The history of Cuban music exhibits a one-sided vision. The overwhelming international recognition of the powerful multi-forms of Cuban popular music has almost totally overshadowed the existence of Cuban art music. While millions of human beings dance, sing and applaud danzones, sones, montunos, boleros, congas, cha-cha-chá’s, rumbas, guaguancós, etc., few know about the presence of operas, symphonies, concertos, chamber music and other expressions of a more abstract, refined and complex musical tapestry. It is a fact that countries with a powerful, varied and intense folklore, as is the case of Cuba, Brazil or Spain, for example, are known to the world as producers of innumerable, attractive and dance-like works of a popular nature; countries with a limited, simplistic and repetitive folklore are known as originators of immense number of art music compositions a type of music creativity known as “classical”. That is the case of Germany, France, or Italy.
The present recording of Contradanzas by Manuel Saumell (1817-1870), Danzas of Ignacio Cervantes (1847-1905) and newer piano works by Yalil Guerra (b. 1973), all three composers born in Cuba, offer the listener a different aspect of Cuban music. Saumell and Cervantes created their compositions in the XIX century; Guerra confronts the inquirer with sounds composed in the Twenty First.

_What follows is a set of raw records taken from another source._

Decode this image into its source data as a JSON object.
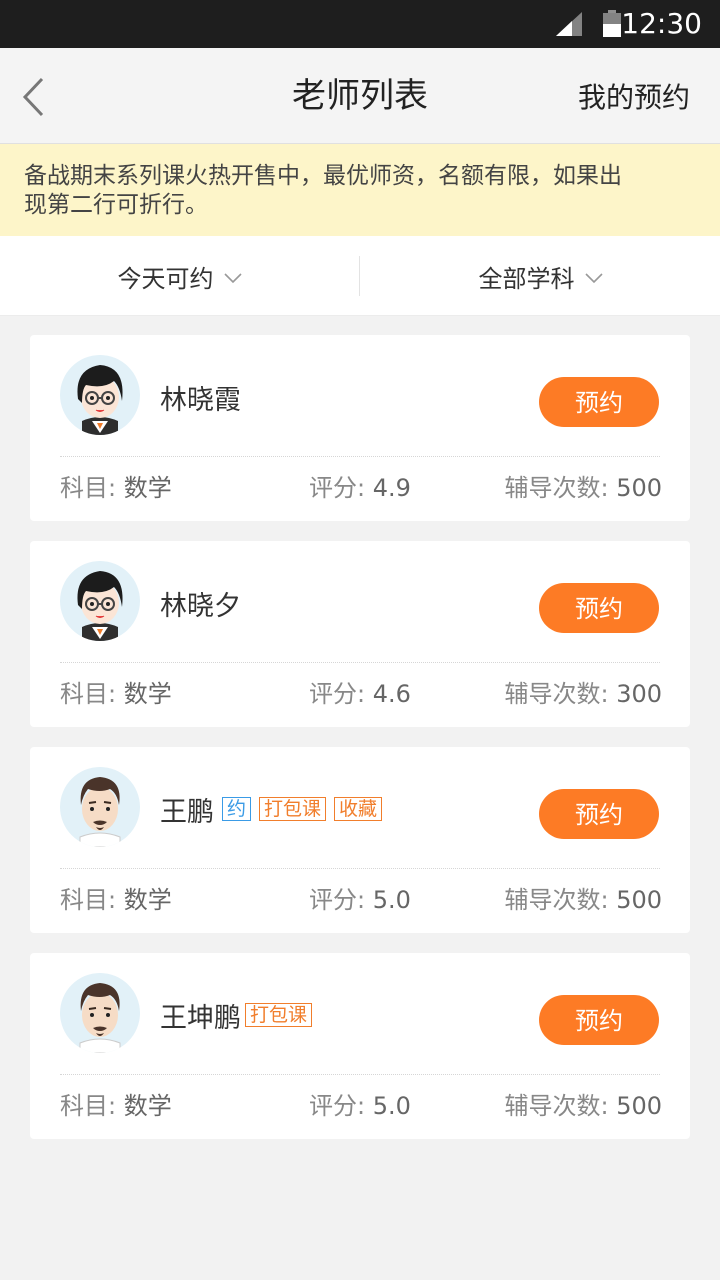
{
  "status_bar": {
    "time": "12:30"
  },
  "nav": {
    "title": "老师列表",
    "right_link": "我的预约"
  },
  "notice": {
    "text": "备战期末系列课火热开售中，最优师资，名额有限，如果出现第二行可折行。"
  },
  "filters": [
    {
      "label": "今天可约"
    },
    {
      "label": "全部学科"
    }
  ],
  "labels": {
    "subject": "科目: ",
    "score": "评分: ",
    "count": "辅导次数: "
  },
  "teachers": [
    {
      "name": "林晓霞",
      "tags": [],
      "book_label": "预约",
      "subject": "数学",
      "score": "4.9",
      "count": "500",
      "avatar": "female-teacher-avatar"
    },
    {
      "name": "林晓夕",
      "tags": [],
      "book_label": "预约",
      "subject": "数学",
      "score": "4.6",
      "count": "300",
      "avatar": "female-teacher-avatar"
    },
    {
      "name": "王鹏",
      "tags": [
        {
          "text": "约",
          "color": "#3a9be6"
        },
        {
          "text": "打包课",
          "color": "#f17e2c"
        },
        {
          "text": "收藏",
          "color": "#f17e2c"
        }
      ],
      "book_label": "预约",
      "subject": "数学",
      "score": "5.0",
      "count": "500",
      "avatar": "male-teacher-avatar"
    },
    {
      "name": "王坤鹏",
      "tags": [
        {
          "text": "打包课",
          "color": "#f17e2c"
        }
      ],
      "book_label": "预约",
      "subject": "数学",
      "score": "5.0",
      "count": "500",
      "avatar": "male-teacher-avatar"
    }
  ],
  "colors": {
    "accent": "#fd7b25",
    "notice_bg": "#fdf5c9",
    "tag_blue": "#3a9be6",
    "tag_orange": "#f17e2c"
  }
}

While the Contradanzas of Saumell and the Danzas of Cervantes show how these two paradigmatic XIX century Cuban composers transformed the popular music of the period into elegant, salon-like works, the music of Yalil Guerra demonstrates how a composer gathers ebullient rhythms, present in today’s Cuban popular music, and turns them into piano works of notable artistic sophistication. The compositions of Saumell and Cervantes were written using the harmonic language of almost a century before. Their originality is only evident in the use of melorhythms of a novel kind derived from Cuban XIX century folklore and popular music. The compositions of Guerra, much more varied, aggressive, exciting and elaborated, confront the auditor with a richer rhythmic palette. Interesting is the fact that Guerra’s music is expressed in a more advanced harmonic language than the one present in contemporary Cuban popular music. Also, the use of thematic development, counterpoint and unexpected harmonic twists, makes Guerra’s works more intriguing and surprising for the listener.
Cuban pianist Elizabeth Rebozo, now residing in Canada, plays the works in an examplary manner. Her sense of the rhythmic imagery wich runs throughout the compositions underlines her sensitive delivery of the lyrical passages.
Hopefully, this recording will discover for the public at large, not familiar with Cuban “classical” music, new vistas of a national identity which is, at the same time, historical and musical, artistic and social, placid and spirited, but always fresh and most valuable.